Henry Melton was a huge signing for the Dallas Cowboys, but he’s not the only player to don the silver and blue this week.
That’s right. Let the jokes begin. The inept, ineffective Brandon Weeden has joined the Dallas quarterbacking corps. Maybe he can chip in a few interceptions this year.
Why did the Cowboys sign this guy? They have not only a statistically elite starter, but also quite possibly the league’s best backup.
I’ll tell you why. It’s called $75,000.
That was Weeden’s cap hit. For next to nothing, the Cowboys have locked up the NFL’s best third-string quarterback. Finally, Weeden is playing at a level where he can excel.
All kidding aside, Weeden never had much of a chance in Cleveland. The line play in front of him was atrocious. His weapons were limited. He didn’t help himself out most of the time, but a look at the film says the fault belongs to the entire offense and not entirely to him.
So there’s no reason to sit here and lob insults at a man who, most likely, will never see meaningful playing time in Dallas. Weeden’s best-case scenario at this point is to play out his two-year veteran-minimum contract, perform well in the preseason and land a gig somewhere that will let him compete to start.
For the Cowboys, Weeden means a few things. He will allow Tony Romo to take it easy during OTAs and mini-camp so he can be fully healthy when training camp rolls around. He will provide some insurance for the possibility of a Kyle Orton retirement, an increasingly unlikely but still-possible occurrence. After all, retirement rumors don’t pop up from nowhere.
Perhaps most importantly, signing Weeded precludes the need for Dallas to draft a quarterback. I would be shocked to see them do so with three good ones on the roster now. Instead, the team can focus its energy almost exclusively on the defense, drafting potential starters and then some depth.
There was a sense of frustration among the Dallas fan base when the signing was announced, one day before Henry Melton’s deal was done. Most of this was probably a reaction to the perceived lack of moves at Valley Ranch rather than a true criticism of a deal that can only be characterized as solid and largely unimportant.

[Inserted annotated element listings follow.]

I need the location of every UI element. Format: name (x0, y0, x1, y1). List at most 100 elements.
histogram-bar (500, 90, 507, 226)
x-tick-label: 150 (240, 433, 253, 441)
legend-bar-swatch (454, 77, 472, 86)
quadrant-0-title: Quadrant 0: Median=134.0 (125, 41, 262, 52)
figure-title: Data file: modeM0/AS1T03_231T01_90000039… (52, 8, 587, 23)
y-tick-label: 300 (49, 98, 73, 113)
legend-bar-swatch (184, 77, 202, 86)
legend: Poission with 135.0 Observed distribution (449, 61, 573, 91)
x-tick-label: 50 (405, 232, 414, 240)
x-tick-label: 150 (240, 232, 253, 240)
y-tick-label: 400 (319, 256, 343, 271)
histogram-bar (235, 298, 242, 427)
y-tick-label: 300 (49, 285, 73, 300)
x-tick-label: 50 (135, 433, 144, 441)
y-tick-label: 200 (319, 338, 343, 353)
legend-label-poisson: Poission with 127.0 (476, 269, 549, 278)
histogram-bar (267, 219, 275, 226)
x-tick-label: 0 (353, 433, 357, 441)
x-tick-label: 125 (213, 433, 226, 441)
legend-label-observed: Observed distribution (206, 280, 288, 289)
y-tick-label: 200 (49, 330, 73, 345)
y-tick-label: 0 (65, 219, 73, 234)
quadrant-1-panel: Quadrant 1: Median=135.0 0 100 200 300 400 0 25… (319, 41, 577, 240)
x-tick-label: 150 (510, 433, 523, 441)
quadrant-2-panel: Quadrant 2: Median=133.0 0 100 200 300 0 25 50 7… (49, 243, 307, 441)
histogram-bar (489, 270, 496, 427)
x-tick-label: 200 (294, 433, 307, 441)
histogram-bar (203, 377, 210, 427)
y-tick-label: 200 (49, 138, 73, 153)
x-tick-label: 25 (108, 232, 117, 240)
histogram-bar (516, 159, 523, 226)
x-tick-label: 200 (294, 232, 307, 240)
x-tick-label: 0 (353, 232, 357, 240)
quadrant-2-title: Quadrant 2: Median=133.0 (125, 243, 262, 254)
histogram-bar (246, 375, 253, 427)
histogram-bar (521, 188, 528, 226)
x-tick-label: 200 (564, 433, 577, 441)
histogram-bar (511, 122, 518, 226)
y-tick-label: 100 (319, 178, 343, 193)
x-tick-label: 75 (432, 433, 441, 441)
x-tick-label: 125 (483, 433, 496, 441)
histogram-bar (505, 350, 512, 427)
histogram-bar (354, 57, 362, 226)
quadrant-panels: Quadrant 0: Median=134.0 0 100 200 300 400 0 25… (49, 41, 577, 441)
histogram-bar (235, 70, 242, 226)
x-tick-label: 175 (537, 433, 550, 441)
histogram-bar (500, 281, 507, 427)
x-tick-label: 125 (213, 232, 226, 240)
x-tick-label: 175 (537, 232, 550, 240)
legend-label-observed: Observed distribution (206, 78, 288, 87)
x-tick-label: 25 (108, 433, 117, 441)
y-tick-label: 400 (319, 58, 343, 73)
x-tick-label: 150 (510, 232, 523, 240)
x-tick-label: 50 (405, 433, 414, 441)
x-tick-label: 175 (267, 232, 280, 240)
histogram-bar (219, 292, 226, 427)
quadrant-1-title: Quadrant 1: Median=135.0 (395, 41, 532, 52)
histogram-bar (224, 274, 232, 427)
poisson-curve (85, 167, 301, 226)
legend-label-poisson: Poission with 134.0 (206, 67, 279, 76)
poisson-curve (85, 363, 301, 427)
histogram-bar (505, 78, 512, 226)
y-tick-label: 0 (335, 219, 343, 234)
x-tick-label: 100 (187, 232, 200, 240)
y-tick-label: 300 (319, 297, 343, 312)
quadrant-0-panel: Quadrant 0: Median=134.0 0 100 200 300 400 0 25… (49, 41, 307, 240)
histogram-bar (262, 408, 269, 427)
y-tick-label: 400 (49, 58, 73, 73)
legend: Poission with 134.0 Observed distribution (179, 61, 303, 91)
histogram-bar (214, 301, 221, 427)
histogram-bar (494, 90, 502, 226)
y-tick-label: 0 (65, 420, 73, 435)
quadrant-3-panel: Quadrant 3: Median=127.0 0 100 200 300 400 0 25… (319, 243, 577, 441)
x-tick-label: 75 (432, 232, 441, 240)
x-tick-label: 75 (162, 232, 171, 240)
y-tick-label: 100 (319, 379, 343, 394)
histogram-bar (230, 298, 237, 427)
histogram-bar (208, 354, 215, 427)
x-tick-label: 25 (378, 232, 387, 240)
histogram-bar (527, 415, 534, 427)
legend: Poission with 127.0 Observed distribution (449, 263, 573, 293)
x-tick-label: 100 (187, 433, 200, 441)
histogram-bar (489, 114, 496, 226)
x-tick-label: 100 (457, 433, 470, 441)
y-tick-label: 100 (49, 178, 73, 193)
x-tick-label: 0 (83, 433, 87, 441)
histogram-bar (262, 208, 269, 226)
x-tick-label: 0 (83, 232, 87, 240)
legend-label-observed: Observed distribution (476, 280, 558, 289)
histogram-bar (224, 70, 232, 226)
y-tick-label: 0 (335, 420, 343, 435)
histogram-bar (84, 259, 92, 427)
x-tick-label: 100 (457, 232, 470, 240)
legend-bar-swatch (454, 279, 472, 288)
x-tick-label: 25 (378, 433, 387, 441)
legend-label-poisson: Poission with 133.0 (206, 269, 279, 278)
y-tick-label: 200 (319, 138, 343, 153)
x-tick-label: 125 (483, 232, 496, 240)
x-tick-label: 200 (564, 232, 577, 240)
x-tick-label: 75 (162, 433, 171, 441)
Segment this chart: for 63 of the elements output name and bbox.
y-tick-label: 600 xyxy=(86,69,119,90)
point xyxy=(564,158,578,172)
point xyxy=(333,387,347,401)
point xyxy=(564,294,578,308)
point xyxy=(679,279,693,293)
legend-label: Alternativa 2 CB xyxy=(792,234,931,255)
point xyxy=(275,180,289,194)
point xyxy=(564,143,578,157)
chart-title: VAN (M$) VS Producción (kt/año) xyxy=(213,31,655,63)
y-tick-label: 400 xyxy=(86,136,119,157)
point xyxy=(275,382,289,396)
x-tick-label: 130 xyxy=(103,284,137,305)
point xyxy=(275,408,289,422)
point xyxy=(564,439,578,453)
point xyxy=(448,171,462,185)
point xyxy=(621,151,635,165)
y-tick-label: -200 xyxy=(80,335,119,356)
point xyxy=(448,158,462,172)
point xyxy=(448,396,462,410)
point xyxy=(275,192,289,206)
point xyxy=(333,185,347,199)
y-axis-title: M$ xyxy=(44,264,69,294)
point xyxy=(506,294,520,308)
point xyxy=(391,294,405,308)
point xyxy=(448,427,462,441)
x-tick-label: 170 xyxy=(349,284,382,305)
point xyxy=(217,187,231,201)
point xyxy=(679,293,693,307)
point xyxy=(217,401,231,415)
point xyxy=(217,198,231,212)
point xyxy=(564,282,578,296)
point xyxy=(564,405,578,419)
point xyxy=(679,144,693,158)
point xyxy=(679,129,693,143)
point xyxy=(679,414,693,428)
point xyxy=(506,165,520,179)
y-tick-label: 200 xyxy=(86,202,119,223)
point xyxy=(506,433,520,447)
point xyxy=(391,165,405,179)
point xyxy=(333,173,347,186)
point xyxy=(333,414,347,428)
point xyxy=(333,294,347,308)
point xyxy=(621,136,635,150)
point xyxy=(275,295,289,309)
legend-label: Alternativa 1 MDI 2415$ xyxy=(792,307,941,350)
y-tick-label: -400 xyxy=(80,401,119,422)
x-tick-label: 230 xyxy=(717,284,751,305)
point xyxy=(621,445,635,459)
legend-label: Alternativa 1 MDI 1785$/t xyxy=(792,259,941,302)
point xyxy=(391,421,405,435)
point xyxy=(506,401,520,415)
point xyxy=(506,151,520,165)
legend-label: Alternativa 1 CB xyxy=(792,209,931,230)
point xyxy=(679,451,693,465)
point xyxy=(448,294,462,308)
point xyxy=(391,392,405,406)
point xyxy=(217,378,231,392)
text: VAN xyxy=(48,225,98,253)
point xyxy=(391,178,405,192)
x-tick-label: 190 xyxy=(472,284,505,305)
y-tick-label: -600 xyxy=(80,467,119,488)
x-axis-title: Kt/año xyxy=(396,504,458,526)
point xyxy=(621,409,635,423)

Now that the team has nabbed Melton, criticism seems to have subsided. Finally the team has added the starting-caliber 3-technique it needed.
Weeden should be grateful to have the attention removed. He knows as well as anyone that his role in Dallas will be to stay below the radar and learn from league veterans Romo and Orton.
It will be hard, but when Weeden takes the field for some preseason action, let’s try to avoid the wisecracks and snide remarks. He was a practically free solution to a temporary problem, and that’s all he’ll ever be.
Hey, it could be worse. It could have been Tim Tebow.